Un programme inégalitaire

Si le ministère se félicitait dans un premier temps du déploiement rapide de ce programme, une autocritique s’est imposée rapidement. «La communication faite par le ministre a pris un tournant à un moment donné. Avec le temps, il lui était impossible de cacher la réalité du terrain. Il a alors corrigé ses déclarations, en évoquant les importants dérèglements dans le secteur privé, et surtout ceux contenus dans le programme d’enseignement à distance du secteur public qui demeure disparate et ne garantit pas l’égalité des chances», affirme Abderrazzak Drissi.

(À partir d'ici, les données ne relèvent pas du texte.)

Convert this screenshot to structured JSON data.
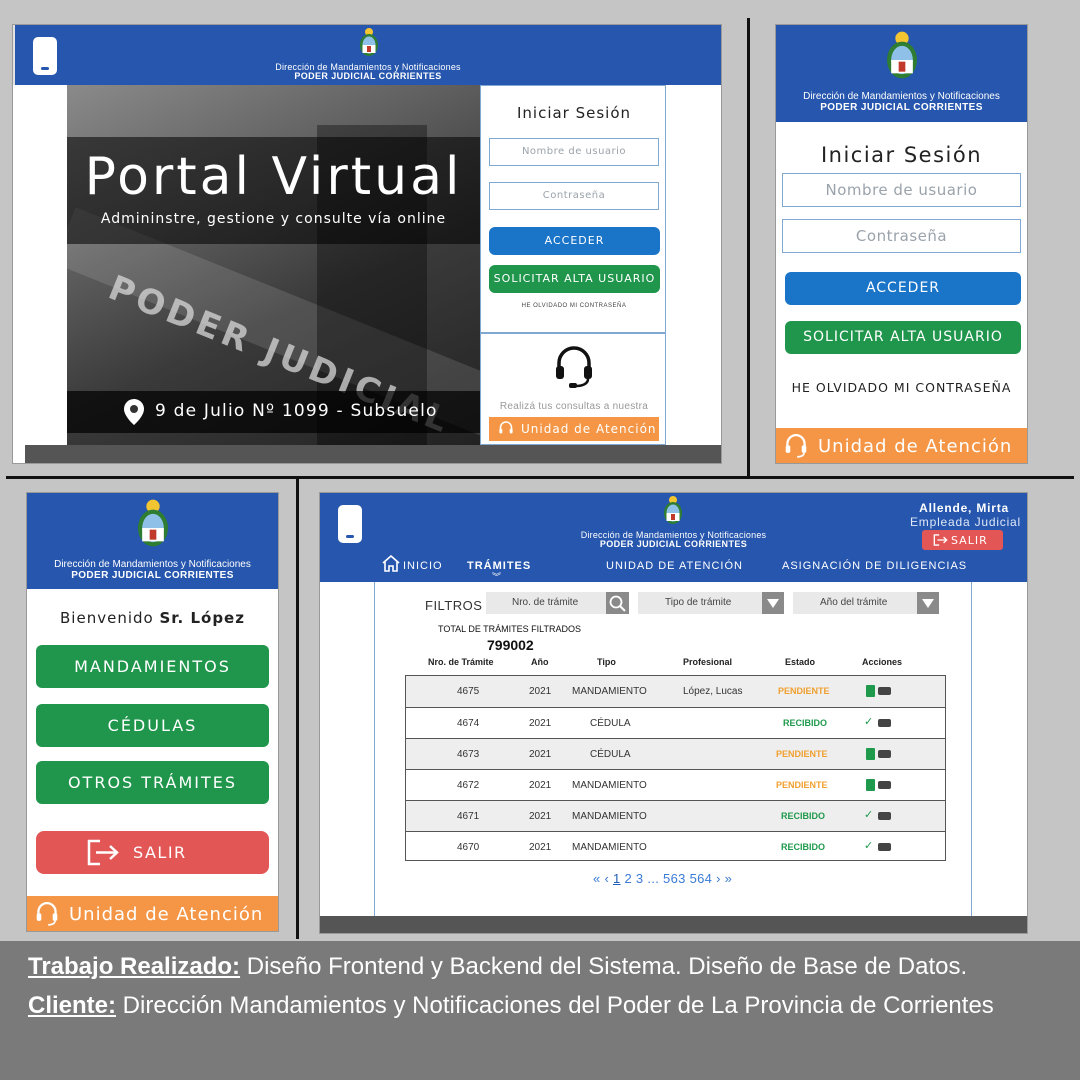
{
  "header": {
    "org_line1": "Dirección de Mandamientos y Notificaciones",
    "org_line2": "PODER JUDICIAL CORRIENTES"
  },
  "desktop_login": {
    "hero_title": "Portal Virtual",
    "hero_subtitle": "Admininstre, gestione y consulte vía online",
    "address": "9 de Julio Nº 1099 - Subsuelo",
    "login_title": "Iniciar Sesión",
    "username_placeholder": "Nombre de usuario",
    "password_placeholder": "Contraseña",
    "login_button": "ACCEDER",
    "signup_button": "SOLICITAR ALTA USUARIO",
    "forgot_link": "HE OLVIDADO MI CONTRASEÑA",
    "support_text": "Realizá tus consultas a nuestra",
    "support_button": "Unidad de Atención"
  },
  "mobile_login": {
    "login_title": "Iniciar Sesión",
    "username_placeholder": "Nombre de usuario",
    "password_placeholder": "Contraseña",
    "login_button": "ACCEDER",
    "signup_button": "SOLICITAR ALTA USUARIO",
    "forgot_link": "HE OLVIDADO MI CONTRASEÑA",
    "support_button": "Unidad de Atención"
  },
  "mobile_menu": {
    "welcome_prefix": "Bienvenido",
    "welcome_name": "Sr. López",
    "items": [
      "MANDAMIENTOS",
      "CÉDULAS",
      "OTROS TRÁMITES"
    ],
    "logout_button": "SALIR",
    "support_button": "Unidad de Atención"
  },
  "dashboard": {
    "user_name": "Allende, Mirta",
    "user_role": "Empleada Judicial",
    "logout_button": "SALIR",
    "nav": [
      "INICIO",
      "TRÁMITES",
      "UNIDAD DE ATENCIÓN",
      "ASIGNACIÓN DE DILIGENCIAS"
    ],
    "filters_label": "FILTROS",
    "filter_number_placeholder": "Nro. de trámite",
    "filter_type": "Tipo de trámite",
    "filter_year": "Año del trámite",
    "total_label": "TOTAL DE TRÁMITES FILTRADOS",
    "total_value": "799002",
    "columns": [
      "Nro. de Trámite",
      "Año",
      "Tipo",
      "Profesional",
      "Estado",
      "Acciones"
    ],
    "rows": [
      {
        "nro": "4675",
        "anio": "2021",
        "tipo": "MANDAMIENTO",
        "profesional": "López, Lucas",
        "estado": "PENDIENTE"
      },
      {
        "nro": "4674",
        "anio": "2021",
        "tipo": "CÉDULA",
        "profesional": "",
        "estado": "RECIBIDO"
      },
      {
        "nro": "4673",
        "anio": "2021",
        "tipo": "CÉDULA",
        "profesional": "",
        "estado": "PENDIENTE"
      },
      {
        "nro": "4672",
        "anio": "2021",
        "tipo": "MANDAMIENTO",
        "profesional": "",
        "estado": "PENDIENTE"
      },
      {
        "nro": "4671",
        "anio": "2021",
        "tipo": "MANDAMIENTO",
        "profesional": "",
        "estado": "RECIBIDO"
      },
      {
        "nro": "4670",
        "anio": "2021",
        "tipo": "MANDAMIENTO",
        "profesional": "",
        "estado": "RECIBIDO"
      }
    ],
    "pagination": {
      "pages": [
        "1",
        "2",
        "3"
      ],
      "ellipsis": "...",
      "last_pages": [
        "563",
        "564"
      ]
    }
  },
  "caption": {
    "work_label": "Trabajo Realizado:",
    "work_text": " Diseño Frontend y Backend del Sistema. Diseño de Base de Datos.",
    "client_label": "Cliente:",
    "client_text": " Dirección Mandamientos y Notificaciones del Poder de La Provincia de Corrientes"
  },
  "colors": {
    "header_blue": "#2656ad",
    "button_blue": "#1a74c8",
    "button_green": "#20964c",
    "button_red": "#e35656",
    "accent_orange": "#f49646",
    "pending": "#f0a030",
    "received": "#1f9a4c"
  }
}
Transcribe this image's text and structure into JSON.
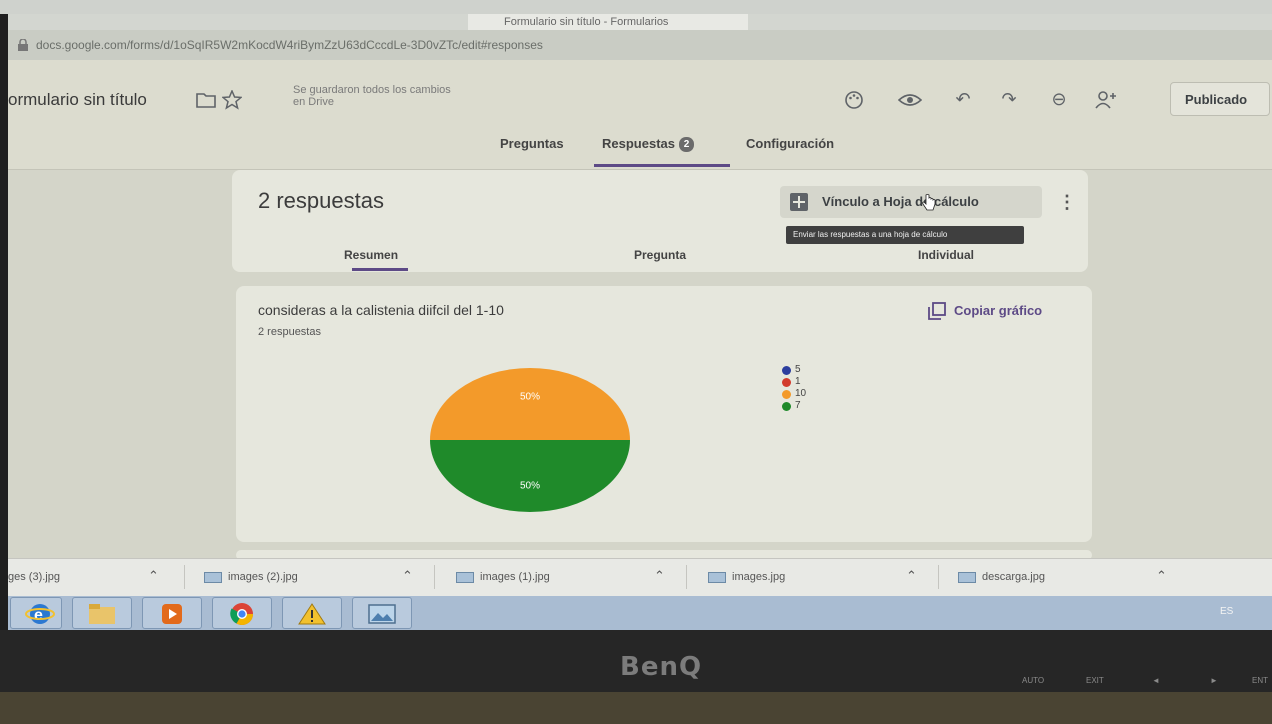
{
  "browser": {
    "tab_title": "Formulario sin título - Formularios",
    "url": "docs.google.com/forms/d/1oSqIR5W2mKocdW4riBymZzU63dCccdLe-3D0vZTc/edit#responses"
  },
  "header": {
    "form_title": "ormulario sin título",
    "save_status": "Se guardaron todos los cambios en Drive",
    "publish_label": "Publicado",
    "icons": [
      "palette-icon",
      "preview-eye-icon",
      "undo-icon",
      "redo-icon",
      "link-icon",
      "add-collaborator-icon"
    ]
  },
  "tabs": {
    "questions": "Preguntas",
    "responses": "Respuestas",
    "responses_badge": "2",
    "settings": "Configuración"
  },
  "summary_card": {
    "count_label": "2 respuestas",
    "sheets_button": "Vínculo a Hoja de cálculo",
    "tooltip": "Enviar las respuestas a una hoja de cálculo",
    "more_icon": "⋮",
    "subtabs": {
      "summary": "Resumen",
      "question": "Pregunta",
      "individual": "Individual"
    }
  },
  "question_card": {
    "title": "consideras a la calistenia diifcil del 1-10",
    "count": "2 respuestas",
    "copy_button": "Copiar gráfico"
  },
  "chart_data": {
    "type": "pie",
    "labels": [
      "5",
      "1",
      "10",
      "7"
    ],
    "values": [
      0,
      0,
      1,
      1
    ],
    "percent_labels": [
      "50%",
      "50%"
    ],
    "colors": [
      "#2c3e9e",
      "#d23b2c",
      "#f39a2a",
      "#1f8a2a"
    ],
    "legend_position": "right"
  },
  "downloads": [
    {
      "name": "ges (3).jpg"
    },
    {
      "name": "images (2).jpg"
    },
    {
      "name": "images (1).jpg"
    },
    {
      "name": "images.jpg"
    },
    {
      "name": "descarga.jpg"
    }
  ],
  "taskbar": {
    "apps": [
      "internet-explorer-icon",
      "file-explorer-icon",
      "media-player-icon",
      "chrome-icon",
      "warning-icon",
      "photo-viewer-icon"
    ],
    "language": "ES"
  },
  "monitor": {
    "brand": "BenQ",
    "buttons": [
      "AUTO",
      "EXIT",
      "◄",
      "►",
      "ENT"
    ]
  },
  "colors": {
    "accent": "#5d4a86",
    "screen_bg": "#d9dad2",
    "taskbar": "#a9bcd2"
  }
}
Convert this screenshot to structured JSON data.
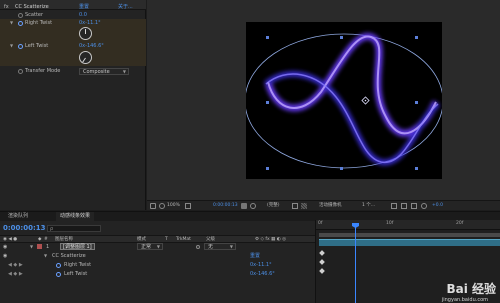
{
  "effect_panel": {
    "effect_name": "CC Scatterize",
    "reset_label": "重置",
    "about_label": "关于...",
    "props": [
      {
        "label": "Scatter",
        "value": "0.0"
      },
      {
        "label": "Right Twist",
        "value": "0x-11.1°"
      },
      {
        "label": "Left Twist",
        "value": "0x-146.6°"
      },
      {
        "label": "Transfer Mode",
        "value": "Composite"
      }
    ]
  },
  "viewer_toolbar": {
    "zoom": "100%",
    "timecode": "0:00:00:13",
    "resolution": "(完整)",
    "camera": "活动摄像机",
    "views": "1 个...",
    "exposure": "+0.0"
  },
  "timeline": {
    "tabs": [
      "渲染队列",
      "动感线条效果"
    ],
    "current_time": "0:00:00:13",
    "search_placeholder": "ρ",
    "columns": {
      "layer_name": "图层名称",
      "mode": "模式",
      "t": "T",
      "trkmat": "TrkMat",
      "parent": "父级"
    },
    "layer": {
      "index": "1",
      "name": "[调整图层 1]",
      "mode": "正常",
      "parent": "无"
    },
    "effect_row": {
      "name": "CC Scatterize",
      "reset": "重置"
    },
    "properties": [
      {
        "name": "Right Twist",
        "value": "0x-11.1°"
      },
      {
        "name": "Left Twist",
        "value": "0x-146.6°"
      }
    ],
    "ruler_labels": [
      "0f",
      "10f",
      "20f"
    ]
  },
  "watermark": {
    "brand": "Bai 经验",
    "url": "jingyan.baidu.com"
  }
}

Selon le syndicaliste, ce programme «n’a pas donné les résultats escomptés, ni dans le milieu rural, ni urbain, ni dans le secteur privé, ni dans le public». Pourtant, le ministre Said Amzazi venait encore se réjouir de la réalisation de «75% du programme scolaire par nos établissements publics à travers le royaume et ce, avant même le 16 mars, date de la suspension des cours en salle de classe».

«Un chiffre qui n’est pas assez précis» pour Abdelghani Raki qui souligne que «cela n’équivaudrait en réalité qu’au premier semestre et ce pourcentage est encore insuffisant». Plus encore, pour Abderrazzak Driss, «ce chiffre ne peut pas être appliqué à l’ensemble du royaume. Il est variable d’une région à l’autre, d’un établissement à l’autre, bien qu’ils soient dans la même région, et des fois même d’un enseignant à un autre au sein d’un même établissement».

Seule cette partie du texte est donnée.